FTはサブプライム問題に端を発する信用収縮でローン債権の流通市場が崩壊していたが、再開の兆しがあると報じている。そこで一番注目されていることはローンを引き受けた銀行が今の適正価格に合わせて保有ローン資産を時価評価して評価損を計上しうるかどうかという点だ。FTはバブル崩壊後の日本の銀行を引き合いに出し、邦銀は評価損を出さなかったから日本経済にリカバリーは遅れたと述べている。
その当時不良債権の処理に関わったものとして多少の弁明をすると、銀行の心ある経営陣や幹部は決して不良債権をバランスシート上でキャリーすることを望んだ訳ではない。むしろ出来る範囲でバランスシートから切り離す努力をした。当時の税制などが不良債権の早期無税償却を認めなかったことが最大の問題だったのだ。負け犬の遠吠え的だがいうべきことは言っておきたいと思う。
さてFTの記事のポイントは次の通りだ。
- 2ヶ月間投資家が米国のサブプライムローンや大型のLBO債務を購入しない状態が続いたが、銀行は在庫処分に動き始めた。数十億ドルにのぼる償却を実施した後、ドイツ銀行、シティグループを含む銀行達はこれらの資産を新しい証券に仕立てるかあるいは投資ファンドに売却するなりして、資産をきりはなそうとしている。銀行は毀損した資産に資本を配布しているよりもバランスシートをきれいにしてフレッシュ・スタートを切ることを望んでいる。
- もっともこれらの動きは批判を呼んでいる。特に毀損したローン債権を購入するファンドに融資を行うことについては目をそばだたせている。

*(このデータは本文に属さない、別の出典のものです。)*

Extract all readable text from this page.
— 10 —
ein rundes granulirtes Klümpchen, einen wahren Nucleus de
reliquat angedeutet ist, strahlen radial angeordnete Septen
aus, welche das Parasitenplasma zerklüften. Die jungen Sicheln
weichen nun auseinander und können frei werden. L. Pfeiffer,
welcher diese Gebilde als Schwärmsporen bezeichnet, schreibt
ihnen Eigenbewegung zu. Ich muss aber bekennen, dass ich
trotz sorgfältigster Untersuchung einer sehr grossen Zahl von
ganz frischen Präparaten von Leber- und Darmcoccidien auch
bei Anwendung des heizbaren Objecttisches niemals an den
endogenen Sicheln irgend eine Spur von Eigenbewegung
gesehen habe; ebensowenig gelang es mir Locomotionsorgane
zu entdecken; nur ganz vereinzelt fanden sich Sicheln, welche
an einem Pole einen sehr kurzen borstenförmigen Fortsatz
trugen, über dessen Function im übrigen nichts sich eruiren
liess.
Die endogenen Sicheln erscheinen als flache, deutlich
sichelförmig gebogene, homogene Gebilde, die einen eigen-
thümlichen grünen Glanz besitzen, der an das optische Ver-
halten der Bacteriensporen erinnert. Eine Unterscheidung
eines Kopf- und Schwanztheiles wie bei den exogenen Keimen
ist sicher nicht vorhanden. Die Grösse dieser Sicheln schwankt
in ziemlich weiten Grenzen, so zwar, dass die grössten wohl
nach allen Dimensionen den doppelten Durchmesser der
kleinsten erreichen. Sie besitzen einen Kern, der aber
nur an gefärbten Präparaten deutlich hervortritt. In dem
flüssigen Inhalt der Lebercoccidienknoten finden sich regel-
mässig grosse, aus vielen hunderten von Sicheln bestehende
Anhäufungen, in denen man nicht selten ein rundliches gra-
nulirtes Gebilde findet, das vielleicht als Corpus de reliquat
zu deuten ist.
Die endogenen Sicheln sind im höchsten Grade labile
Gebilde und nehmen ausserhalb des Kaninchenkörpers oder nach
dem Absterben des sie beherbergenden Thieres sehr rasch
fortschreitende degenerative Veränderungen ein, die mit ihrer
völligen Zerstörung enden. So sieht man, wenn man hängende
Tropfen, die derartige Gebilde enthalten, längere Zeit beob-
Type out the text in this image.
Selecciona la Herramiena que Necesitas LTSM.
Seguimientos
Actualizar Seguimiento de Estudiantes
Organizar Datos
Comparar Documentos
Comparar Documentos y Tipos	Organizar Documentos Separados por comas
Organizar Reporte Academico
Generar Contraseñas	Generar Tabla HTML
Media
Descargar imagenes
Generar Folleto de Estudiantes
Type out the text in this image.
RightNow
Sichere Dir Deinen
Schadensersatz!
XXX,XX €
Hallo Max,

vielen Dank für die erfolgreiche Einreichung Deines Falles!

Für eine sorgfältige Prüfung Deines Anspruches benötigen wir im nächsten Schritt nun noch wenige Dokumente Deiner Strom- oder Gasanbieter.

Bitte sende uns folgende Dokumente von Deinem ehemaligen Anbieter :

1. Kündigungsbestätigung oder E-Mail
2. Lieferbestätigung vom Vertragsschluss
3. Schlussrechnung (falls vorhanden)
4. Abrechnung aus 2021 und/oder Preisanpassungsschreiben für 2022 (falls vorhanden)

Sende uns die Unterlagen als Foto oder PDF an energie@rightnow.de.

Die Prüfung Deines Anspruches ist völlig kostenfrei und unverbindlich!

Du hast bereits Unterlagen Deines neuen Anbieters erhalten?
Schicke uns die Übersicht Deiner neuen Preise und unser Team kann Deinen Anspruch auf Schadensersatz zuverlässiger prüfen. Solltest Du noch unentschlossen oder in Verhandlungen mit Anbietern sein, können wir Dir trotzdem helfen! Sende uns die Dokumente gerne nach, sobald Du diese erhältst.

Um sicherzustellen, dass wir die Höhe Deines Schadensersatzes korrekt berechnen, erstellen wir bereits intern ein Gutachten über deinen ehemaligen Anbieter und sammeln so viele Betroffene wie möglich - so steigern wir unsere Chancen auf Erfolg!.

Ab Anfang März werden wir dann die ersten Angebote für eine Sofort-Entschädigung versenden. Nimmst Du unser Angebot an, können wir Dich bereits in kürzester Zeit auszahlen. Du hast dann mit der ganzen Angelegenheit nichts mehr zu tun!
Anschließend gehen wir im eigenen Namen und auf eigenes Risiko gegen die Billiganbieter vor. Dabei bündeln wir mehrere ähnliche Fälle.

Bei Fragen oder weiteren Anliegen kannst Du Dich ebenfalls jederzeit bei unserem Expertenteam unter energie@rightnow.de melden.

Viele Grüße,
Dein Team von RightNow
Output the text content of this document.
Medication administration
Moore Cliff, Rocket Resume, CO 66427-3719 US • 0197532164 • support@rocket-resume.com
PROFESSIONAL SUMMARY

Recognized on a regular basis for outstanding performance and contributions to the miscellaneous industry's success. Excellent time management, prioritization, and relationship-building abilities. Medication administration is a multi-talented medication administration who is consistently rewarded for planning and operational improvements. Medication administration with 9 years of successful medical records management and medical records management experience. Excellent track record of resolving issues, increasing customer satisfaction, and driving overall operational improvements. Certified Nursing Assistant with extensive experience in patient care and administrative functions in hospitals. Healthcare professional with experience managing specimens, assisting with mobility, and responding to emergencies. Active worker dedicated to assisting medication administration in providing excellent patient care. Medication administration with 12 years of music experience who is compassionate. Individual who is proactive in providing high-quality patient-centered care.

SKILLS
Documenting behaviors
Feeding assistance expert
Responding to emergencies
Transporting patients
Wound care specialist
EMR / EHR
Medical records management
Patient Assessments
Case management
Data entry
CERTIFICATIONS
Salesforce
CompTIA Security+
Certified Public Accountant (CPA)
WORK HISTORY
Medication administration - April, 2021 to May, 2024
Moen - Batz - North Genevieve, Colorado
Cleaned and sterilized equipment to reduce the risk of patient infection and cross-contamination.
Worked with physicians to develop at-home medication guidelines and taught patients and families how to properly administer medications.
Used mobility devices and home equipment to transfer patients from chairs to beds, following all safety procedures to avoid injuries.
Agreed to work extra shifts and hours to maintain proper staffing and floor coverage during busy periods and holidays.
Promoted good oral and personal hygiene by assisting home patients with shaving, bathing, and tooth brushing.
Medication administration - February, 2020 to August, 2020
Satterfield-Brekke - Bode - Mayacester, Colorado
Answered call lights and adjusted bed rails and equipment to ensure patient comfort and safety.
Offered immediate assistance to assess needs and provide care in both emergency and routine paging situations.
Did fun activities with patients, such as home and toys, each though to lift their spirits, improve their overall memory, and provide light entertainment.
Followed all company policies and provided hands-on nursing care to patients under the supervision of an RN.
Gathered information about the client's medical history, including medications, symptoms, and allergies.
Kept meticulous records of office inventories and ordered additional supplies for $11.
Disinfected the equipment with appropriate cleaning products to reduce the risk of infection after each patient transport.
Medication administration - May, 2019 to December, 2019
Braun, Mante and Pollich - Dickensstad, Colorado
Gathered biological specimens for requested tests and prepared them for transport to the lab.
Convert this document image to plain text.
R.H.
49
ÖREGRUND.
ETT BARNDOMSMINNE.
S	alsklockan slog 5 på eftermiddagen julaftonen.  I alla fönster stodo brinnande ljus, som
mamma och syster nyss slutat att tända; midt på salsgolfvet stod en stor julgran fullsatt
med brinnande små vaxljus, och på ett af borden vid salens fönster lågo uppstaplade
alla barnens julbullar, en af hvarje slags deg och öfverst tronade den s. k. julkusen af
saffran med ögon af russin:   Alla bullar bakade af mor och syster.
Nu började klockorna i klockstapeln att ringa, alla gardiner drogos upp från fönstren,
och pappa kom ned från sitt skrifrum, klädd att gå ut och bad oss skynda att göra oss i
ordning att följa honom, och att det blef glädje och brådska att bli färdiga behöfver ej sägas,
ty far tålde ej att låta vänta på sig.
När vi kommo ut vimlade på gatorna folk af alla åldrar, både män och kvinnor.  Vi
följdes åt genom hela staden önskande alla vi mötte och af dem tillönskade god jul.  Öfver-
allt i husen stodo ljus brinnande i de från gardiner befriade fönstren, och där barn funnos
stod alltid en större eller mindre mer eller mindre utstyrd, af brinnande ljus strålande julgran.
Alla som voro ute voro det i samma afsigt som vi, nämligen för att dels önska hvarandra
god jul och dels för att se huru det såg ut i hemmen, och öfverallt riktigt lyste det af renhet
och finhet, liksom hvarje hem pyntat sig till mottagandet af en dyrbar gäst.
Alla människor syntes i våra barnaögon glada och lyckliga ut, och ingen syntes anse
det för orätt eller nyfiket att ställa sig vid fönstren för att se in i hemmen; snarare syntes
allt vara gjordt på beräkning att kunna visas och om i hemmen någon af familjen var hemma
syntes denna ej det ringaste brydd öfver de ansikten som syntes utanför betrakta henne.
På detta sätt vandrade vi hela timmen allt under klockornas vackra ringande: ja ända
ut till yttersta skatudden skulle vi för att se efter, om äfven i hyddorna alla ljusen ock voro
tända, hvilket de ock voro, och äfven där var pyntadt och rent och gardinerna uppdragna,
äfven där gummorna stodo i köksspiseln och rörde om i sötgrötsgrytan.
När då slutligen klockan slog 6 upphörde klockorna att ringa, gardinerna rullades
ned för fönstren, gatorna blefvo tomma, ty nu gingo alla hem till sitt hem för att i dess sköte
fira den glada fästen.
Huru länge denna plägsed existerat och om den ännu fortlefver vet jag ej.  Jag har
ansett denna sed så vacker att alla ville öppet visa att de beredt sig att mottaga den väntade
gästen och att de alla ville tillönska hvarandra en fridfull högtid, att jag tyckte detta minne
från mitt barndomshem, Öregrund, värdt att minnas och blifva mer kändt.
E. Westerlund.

つまり銀行は売却するローン債権の価格を人工的に高くするため、投資ファンドに賄賂を与えることを意味するのではないか?という訳だ。同様に疑問は銀行がCDOを組成するときにも起きている。銀行は彼らの報酬をカットし、入札者を誘引するためにディスカウントしているというものだ。
- しかし今銀行が作り出しているストラクチャーが複雑だからという理由で銀行が信頼できないということにはならない。また銀行がローン債権を買う投資家に対して融資を行うにしても、額面割れで売却されること自体安心感を生むものである。それは銀行が問題案件を持ち続けることではなく、償却を行ったことを意味するからだ。これはこの夏の信用収縮が米国における発達した信用危機に拡大しないことを確実する上で極めて重要なことだ。
- 欧州と米国の銀行が数十億ドルにのぼる償却を行いながら、ローン債権を売却するという事実は歓迎するべきである。恐らく銀行が提案する総てのスキームが検閲に合格することはないだろうが、彼らは正しい方向を向いている。
サブプライム問題に起因する信用収縮やローン債権流通市場の崩壊が欧米で起きたことは世界の金融界にとって幸いであった。欧米に金融機関はここ数年大きな利益を上げてきたので毀損した資産の簿価を一気に切り下げるため大きな損失を計上することが可能である。
市場型資本主義のポイントは時価評価の適正さにある。大手金融機関が適正な時価会計処理を行い、償却後の資産を流通市場に流すようになれば、私は雨降って地固まるであると考えている。人類は少しずつだが賢くなっていると信じたいものだ。